Based on volume of content, it appears the strategy may have been to directly attack the left through the highly partisan content of Right Trolls while “dividing and conquering” using the Left Trolls to splinter progressives. News Feeds may have served to signal boost specific content; and Hashtag Gamers, to increase engagement and message reach.

Three distinct types of content were measured: original, retweets, and quoted retweets. The majority of content was in the first category (55%), followed by direct retweets (42%). When considering the type of content generated by each type of account, there were distinct differences. Right Trolls published original material and retweeted others in relatively equal measure: 24% of original content from the IRA was published by Right Trolls, which were also behind 23% of the retweets. Left Trolls on the other had focused more on retweeting: 26% of total retweets came from Left Trolls, whereas these accounts only generated 4% of total original content from the IRA. Conversely, News Feeds focused almost exclusively on original content, i.e., non-retweets.

Digging Deeper

This data was generously made public by FiveThirtyEight in order that others could gather more insight into the purpose and methods behind the IRA and the degree to which it may have influenced the outcome of the US presidential election. The amount of data is massive, split into nine separate files together forming a record stretching thousands of rows. The potential to explore and discover is huge. Here are a few areas one could consider:

  • Translating the content from Non-English accounts, which constituted a significant percentage of the entire data set – What were they saying?
  • Analysis of the content shared on days with heavier volume – What was being shared? Were there important events in the news triggering the surge? Was the IRA able to anticipate or detect when people were surfing online so that they could capitalize on audience size?
  • What was the role of News Feeds? What type of content were they sharing?
  • How were the 2,848 troll accounts communicating/signal boosting one another? Was there an “order of operations” driving how content was disseminated?

It would also be interesting to learn which accounts were the most prolific and uncover more information about the users behind them. Many of the accounts have since been deleted.

This data reveals the degree to which the underbelly of social media can be organized, sophisticated, and fake—something to consider the next time political discourse devolves online. And perhaps the views and opinions that seem to be shared by a majority, aren’t. This too is an important reflection the next time a topic “trends” on social feeds and digital platforms.

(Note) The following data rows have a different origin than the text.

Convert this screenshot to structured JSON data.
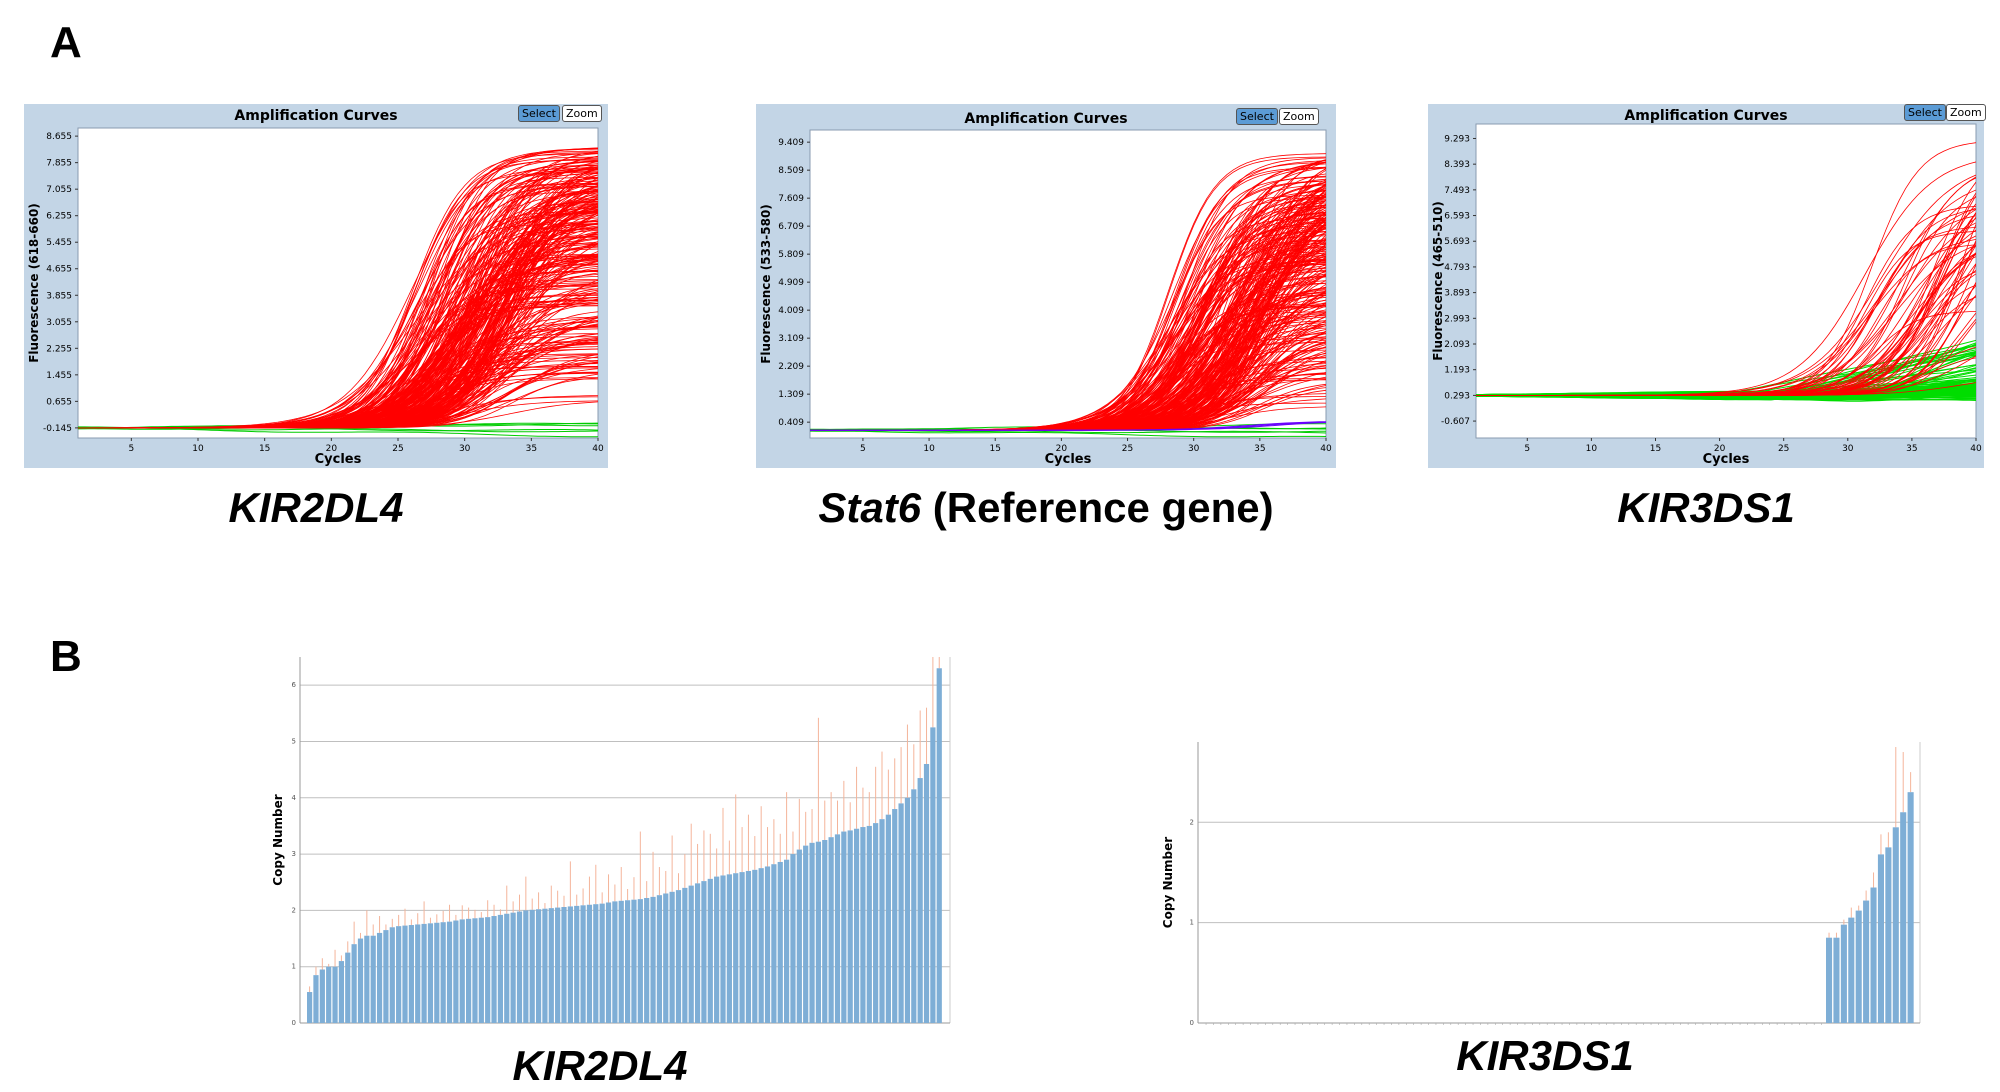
{
  "panels": {
    "a": "A",
    "b": "B"
  },
  "buttons": {
    "select": "Select",
    "zoom": "Zoom"
  },
  "chart_data": [
    {
      "type": "line",
      "title": "Amplification Curves",
      "xlabel": "Cycles",
      "ylabel": "Fluorescence (618-660)",
      "xlim": [
        1,
        40
      ],
      "x_ticks": [
        5,
        10,
        15,
        20,
        25,
        30,
        35,
        40
      ],
      "y_ticks": [
        "-0.145",
        "0.655",
        "1.455",
        "2.255",
        "3.055",
        "3.855",
        "4.655",
        "5.455",
        "6.255",
        "7.055",
        "7.855",
        "8.655"
      ],
      "y_tick_values": [
        -0.145,
        0.655,
        1.455,
        2.255,
        3.055,
        3.855,
        4.655,
        5.455,
        6.255,
        7.055,
        7.855,
        8.655
      ],
      "ylim": [
        -0.45,
        8.9
      ],
      "baseline": -0.145,
      "curve_onset_range": [
        22,
        30
      ],
      "curve_plateau_range": [
        0.7,
        8.5
      ],
      "curve_count_red": 300,
      "curve_count_green": 6,
      "colors": {
        "positive": "#ff0000",
        "negative": "#00cc00"
      },
      "caption_italic": "KIR2DL4",
      "caption_rest": ""
    },
    {
      "type": "line",
      "title": "Amplification Curves",
      "xlabel": "Cycles",
      "ylabel": "Fluorescence (533-580)",
      "xlim": [
        1,
        40
      ],
      "x_ticks": [
        5,
        10,
        15,
        20,
        25,
        30,
        35,
        40
      ],
      "y_ticks": [
        "0.409",
        "1.309",
        "2.209",
        "3.109",
        "4.009",
        "4.909",
        "5.809",
        "6.709",
        "7.609",
        "8.509",
        "9.409"
      ],
      "y_tick_values": [
        0.409,
        1.309,
        2.209,
        3.109,
        4.009,
        4.909,
        5.809,
        6.709,
        7.609,
        8.509,
        9.409
      ],
      "ylim": [
        -0.1,
        9.8
      ],
      "baseline": 0.15,
      "curve_onset_range": [
        24,
        32
      ],
      "curve_plateau_range": [
        0.5,
        9.0
      ],
      "curve_count_red": 300,
      "curve_count_green": 6,
      "colors": {
        "positive": "#ff0000",
        "negative": "#00cc00",
        "extra": "#6a00ff"
      },
      "caption_italic": "Stat6",
      "caption_rest": " (Reference gene)"
    },
    {
      "type": "line",
      "title": "Amplification Curves",
      "xlabel": "Cycles",
      "ylabel": "Fluorescence (465-510)",
      "xlim": [
        1,
        40
      ],
      "x_ticks": [
        5,
        10,
        15,
        20,
        25,
        30,
        35,
        40
      ],
      "y_ticks": [
        "-0.607",
        "0.293",
        "1.193",
        "2.093",
        "2.993",
        "3.893",
        "4.793",
        "5.693",
        "6.593",
        "7.493",
        "8.393",
        "9.293"
      ],
      "y_tick_values": [
        -0.607,
        0.293,
        1.193,
        2.093,
        2.993,
        3.893,
        4.793,
        5.693,
        6.593,
        7.493,
        8.393,
        9.293
      ],
      "ylim": [
        -1.2,
        9.8
      ],
      "baseline": 0.293,
      "curve_onset_range": [
        27,
        36
      ],
      "curve_plateau_range": [
        0.5,
        9.0
      ],
      "curve_count_red": 60,
      "curve_count_green": 120,
      "colors": {
        "positive": "#ff0000",
        "negative": "#00dd00"
      },
      "caption_italic": "KIR3DS1",
      "caption_rest": ""
    },
    {
      "type": "bar",
      "ylabel": "Copy Number",
      "ylim": [
        0,
        6.5
      ],
      "y_ticks": [
        0,
        1,
        2,
        3,
        4,
        5,
        6
      ],
      "values": [
        0.55,
        0.85,
        0.95,
        1.0,
        1.0,
        1.1,
        1.25,
        1.4,
        1.5,
        1.55,
        1.55,
        1.6,
        1.65,
        1.7,
        1.72,
        1.73,
        1.74,
        1.75,
        1.76,
        1.77,
        1.78,
        1.79,
        1.8,
        1.82,
        1.84,
        1.85,
        1.86,
        1.87,
        1.88,
        1.9,
        1.92,
        1.94,
        1.96,
        1.98,
        2.0,
        2.01,
        2.02,
        2.03,
        2.04,
        2.05,
        2.06,
        2.07,
        2.08,
        2.09,
        2.1,
        2.11,
        2.12,
        2.14,
        2.16,
        2.17,
        2.18,
        2.19,
        2.2,
        2.22,
        2.24,
        2.27,
        2.3,
        2.33,
        2.36,
        2.4,
        2.44,
        2.48,
        2.52,
        2.56,
        2.6,
        2.62,
        2.64,
        2.66,
        2.68,
        2.7,
        2.72,
        2.75,
        2.78,
        2.82,
        2.86,
        2.9,
        3.0,
        3.08,
        3.15,
        3.2,
        3.22,
        3.25,
        3.3,
        3.35,
        3.4,
        3.42,
        3.45,
        3.48,
        3.5,
        3.55,
        3.62,
        3.7,
        3.8,
        3.9,
        4.0,
        4.15,
        4.35,
        4.6,
        5.25,
        6.3
      ],
      "errors": [
        0.1,
        0.15,
        0.2,
        0.05,
        0.3,
        0.1,
        0.2,
        0.4,
        0.1,
        0.45,
        0.2,
        0.3,
        0.1,
        0.15,
        0.2,
        0.3,
        0.1,
        0.2,
        0.4,
        0.1,
        0.15,
        0.2,
        0.3,
        0.1,
        0.25,
        0.2,
        0.15,
        0.1,
        0.3,
        0.2,
        0.1,
        0.5,
        0.2,
        0.3,
        0.6,
        0.2,
        0.3,
        0.1,
        0.4,
        0.3,
        0.2,
        0.8,
        0.2,
        0.3,
        0.5,
        0.7,
        0.2,
        0.5,
        0.3,
        0.6,
        0.2,
        0.4,
        1.2,
        0.3,
        0.8,
        0.5,
        0.4,
        1.0,
        0.3,
        0.6,
        1.1,
        0.7,
        0.9,
        0.8,
        0.5,
        1.2,
        0.6,
        1.4,
        0.8,
        1.0,
        0.6,
        1.1,
        0.7,
        0.8,
        0.5,
        1.2,
        0.4,
        0.9,
        0.6,
        0.6,
        2.2,
        0.7,
        0.8,
        0.6,
        0.9,
        0.5,
        1.1,
        0.7,
        0.6,
        1.0,
        1.2,
        0.8,
        0.9,
        1.0,
        1.3,
        0.8,
        1.2,
        1.0,
        1.3,
        0.55
      ],
      "colors": {
        "bar": "#7eaed6",
        "error": "#f4b49a",
        "grid": "#bfbfbf"
      },
      "caption": "KIR2DL4"
    },
    {
      "type": "bar",
      "ylabel": "Copy Number",
      "ylim": [
        0,
        2.8
      ],
      "y_ticks": [
        0,
        1,
        2
      ],
      "zero_count": 84,
      "values": [
        0.85,
        0.85,
        0.98,
        1.05,
        1.12,
        1.22,
        1.35,
        1.68,
        1.75,
        1.95,
        2.1,
        2.3
      ],
      "errors": [
        0.05,
        0.05,
        0.05,
        0.1,
        0.05,
        0.1,
        0.15,
        0.2,
        0.15,
        0.8,
        0.6,
        0.2
      ],
      "colors": {
        "bar": "#7eaed6",
        "error": "#f4b49a",
        "grid": "#bfbfbf"
      },
      "caption": "KIR3DS1"
    }
  ]
}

In this climate of fake and parody profiles, it would be understandable to view with suspicion accounts that don’t use real photos, post with a particularly strident tone, and have few followers and inconsistent posting histories. Often these accounts follow each other, which can be a sign they are controlled by the same person—someone with an agenda trying to create the illusion of support and consensus where there is none.